Maar de film maakt zijn belofte niet waar zoals dat op grond van de kwaliteit van de eerdere Hammer-films verwacht zou mogen worden. Victor Frankenstein was in de voorgaande films steeds de centrale persoon en het waren zijn experimententen, zijn al dan niet gewetenloze handelingen en de daaropvolgende uit de hand lopende ontwikkelingen die de eerdere films juist voor een groot deel de moeite waard maakten. Nu echter vervult de geleerde slechts een bijrol wiens experimenten amper uit de verf komen. Veel meer dan wat vage zwevende lichtbollen die de menselijke ziel moeten voorstellen en wat electrische krachtvelden komen in zijn laboratorium niet voorbij. De tot de verbeelding sprekende experimenten met ingenieuze apparatuur, zijn lijkenroverij, de transplantaties van al dan niet bloederige lichaamsdelen en de tot leven komende en willekeurige moordende monsters zijn daarnaast voor het grootste deel vervangen door Frankenstein’s aan Dr. Hertz en aan de kijker gedane uitleg over wat Frankenstein’s experimenten precies inhouden. Helaas verdwijnt daarmee datgene wat voor een groot deel de aantrekkingskracht van de eerdere films vormt.

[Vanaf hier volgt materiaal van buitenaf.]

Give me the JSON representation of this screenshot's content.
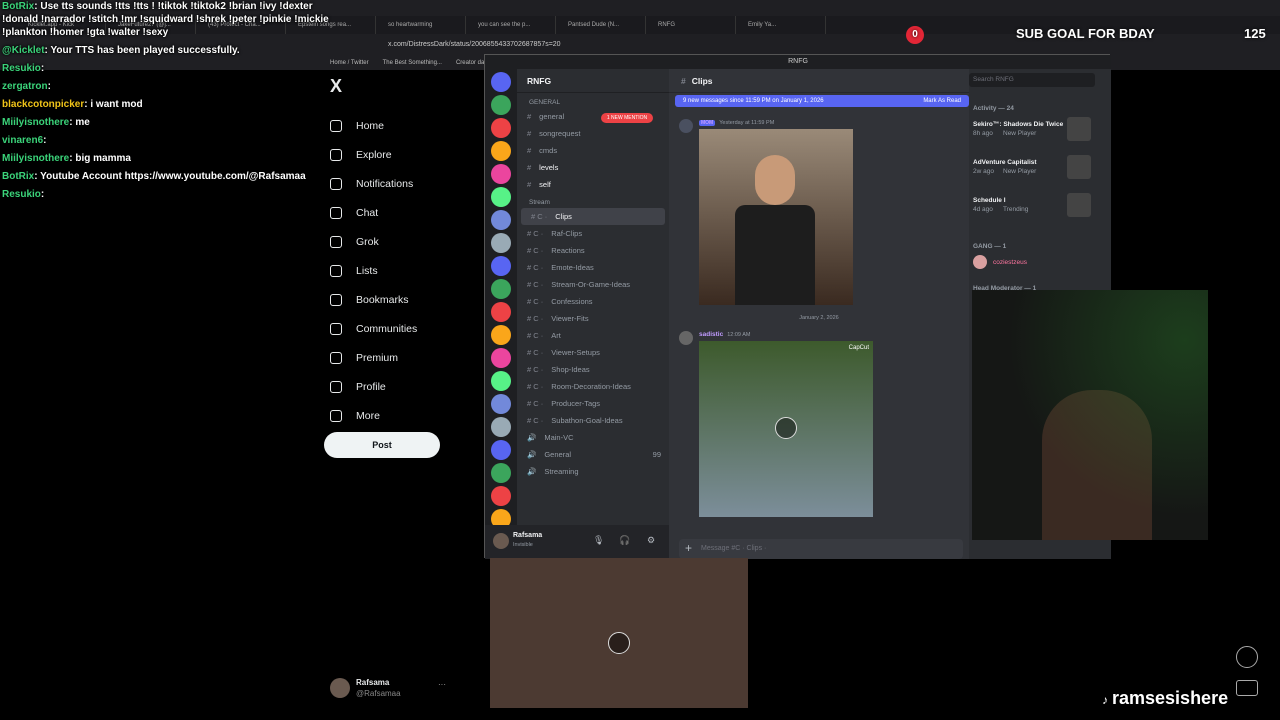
{
  "browser": {
    "tabs": [
      "Kicklet.app - Kick",
      "JakeFuture27 (@j...",
      "(43) Protect - Cha...",
      "Epstein songs rea...",
      "so heartwarming",
      "you can see the p...",
      "Pantsed Dude (N...",
      "RNFG",
      "Emily Ya..."
    ],
    "url": "x.com/DistressDark/status/2006855433702687857s=20",
    "bookmarks": [
      "Home / Twitter",
      "The Best Something...",
      "Creator dashboard |...",
      "https://www.instagr...",
      "Watch Latest Episod...",
      "All Bookmarks"
    ]
  },
  "chat": [
    {
      "name": "BotRix",
      "msg": "Use tts sounds !tts !tts ! !tiktok !tiktok2 !brian !ivy !dexter !donald !narrador !stitch !mr !squidward !shrek !peter !pinkie !mickie !plankton !homer !gta !walter !sexy",
      "color": "green"
    },
    {
      "name": "@Kicklet",
      "msg": "Your TTS has been played successfully.",
      "color": "green"
    },
    {
      "name": "Resukio",
      "msg": "",
      "color": "green"
    },
    {
      "name": "zergatron",
      "msg": "",
      "color": "green"
    },
    {
      "name": "blackcotonpicker",
      "msg": "i want mod",
      "color": "yellow"
    },
    {
      "name": "Miilyisnothere",
      "msg": "me",
      "color": "green"
    },
    {
      "name": "vinaren6",
      "msg": "",
      "color": "green"
    },
    {
      "name": "Miilyisnothere",
      "msg": "big mamma",
      "color": "green"
    },
    {
      "name": "BotRix",
      "msg": "Youtube Account https://www.youtube.com/@Rafsamaa",
      "color": "green"
    },
    {
      "name": "Resukio",
      "msg": "",
      "color": "green"
    }
  ],
  "x": {
    "logo": "X",
    "nav": [
      {
        "label": "Home",
        "icon": "home-icon"
      },
      {
        "label": "Explore",
        "icon": "search-icon"
      },
      {
        "label": "Notifications",
        "icon": "bell-icon"
      },
      {
        "label": "Chat",
        "icon": "mail-icon"
      },
      {
        "label": "Grok",
        "icon": "grok-icon"
      },
      {
        "label": "Lists",
        "icon": "list-icon"
      },
      {
        "label": "Bookmarks",
        "icon": "bookmark-icon"
      },
      {
        "label": "Communities",
        "icon": "people-icon"
      },
      {
        "label": "Premium",
        "icon": "x-icon"
      },
      {
        "label": "Profile",
        "icon": "user-icon"
      },
      {
        "label": "More",
        "icon": "more-icon"
      }
    ],
    "post_label": "Post",
    "user": {
      "name": "Rafsama",
      "handle": "@Rafsamaa",
      "dots": "···"
    }
  },
  "discord": {
    "window_title": "RNFG",
    "server_name": "RNFG",
    "mention_badge": "1 NEW MENTION",
    "categories": {
      "general": "GENERAL",
      "stream": "Stream"
    },
    "general_channels": [
      "general",
      "songrequest",
      "cmds",
      "levels",
      "self"
    ],
    "stream_channels": [
      "Clips",
      "Raf-Clips",
      "Reactions",
      "Emote-Ideas",
      "Stream-Or-Game-Ideas",
      "Confessions",
      "Viewer-Fits",
      "Art",
      "Viewer-Setups",
      "Shop-Ideas",
      "Room-Decoration-Ideas",
      "Producer-Tags",
      "Subathon-Goal-Ideas"
    ],
    "voice_channels": [
      "Main-VC",
      "General",
      "Streaming"
    ],
    "voice_count": "99",
    "new_badge": "NEW",
    "user_panel": {
      "name": "Rafsama",
      "status": "Invisible"
    },
    "header_channel": "Clips",
    "new_messages": "9 new messages since 11:59 PM on January 1, 2026",
    "mark_read": "Mark As Read",
    "messages": [
      {
        "author": "",
        "role": "MOM",
        "time": "Yesterday at 11:59 PM"
      },
      {
        "author": "sadistic",
        "role": "",
        "time": "12:09 AM"
      }
    ],
    "date_divider": "January 2, 2026",
    "capcut_label": "CapCut",
    "input_placeholder": "Message #C · Clips ·",
    "search_placeholder": "Search RNFG",
    "activity_header": "Activity — 24",
    "activities": [
      {
        "title": "Sekiro™: Shadows Die Twice",
        "sub": "8h ago",
        "tag": "New Player"
      },
      {
        "title": "AdVenture Capitalist",
        "sub": "2w ago",
        "tag": "New Player"
      },
      {
        "title": "Schedule I",
        "sub": "4d ago",
        "tag": "Trending"
      }
    ],
    "gang_header": "GANG — 1",
    "gang_member": "coziestzeus",
    "head_mod_header": "Head Moderator — 1"
  },
  "overlay": {
    "sub_goal": "SUB GOAL FOR BDAY",
    "sub_current": "0",
    "sub_target": "125",
    "tiktok": "ramsesishere"
  }
}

Deze ‘Frankenstein created Woman’ gaat daarmee niet zozeer over Frankenstein zelf, maar vooral over Hans’ wraakneming die daarvoor Christina’s lichaam gebruikt in wat meer als een tragische liefdesgeschiedenis dan als een horrorverhaal overkomt. Helaas zitten er nogal wat gaten in de film en rijzen er tal van vragen. Waarom gebruikt Hans Christina niet als zijn alibi? De doodstraf is een wel erg hoge prijs om haar tegenover de overige dorpelingen niet in verlegenheid te brengen. Hoe hebben Dr. Hertz en Frankenstein de dode Christina weer tot leven gewekt? Frankenstein’s tegenover Dr. Hertz gedane uitspraak ‘…a bloodclot somewehere near the brain, nothing you can’t put right’ komt wel erg simpeltjes over. Hoe hebben Frankenstein’s (plastische) chirurgische capaciteiten zich in dit Victoriaanse tijdperk zich zover kunnen ontwikkelen dat hij de manke en mismaakte Christina in een dusdanige blonde schoonheid heeft kunnen omtoveren? Waardoor weet Christina niet meer wie ze vroeger was? Waarom zegt ze niet dat Hans’ ziel in haar lichaam zit? En als Hans’ ziel toch niet altijd in haar lichaam blijkt te huizen, waar houdt het zich dan nog meer op? Valt het gebrek aan logica in de eerdere Frankensteinfilms en in meerdere Hammerfilms in het algemeen al nogal eens op, hier wordt het in een wel erg grote mate doorgevoerd en wordt de geloofwaardigheid van de ontwikkelingen wel erg ver ondermijnd.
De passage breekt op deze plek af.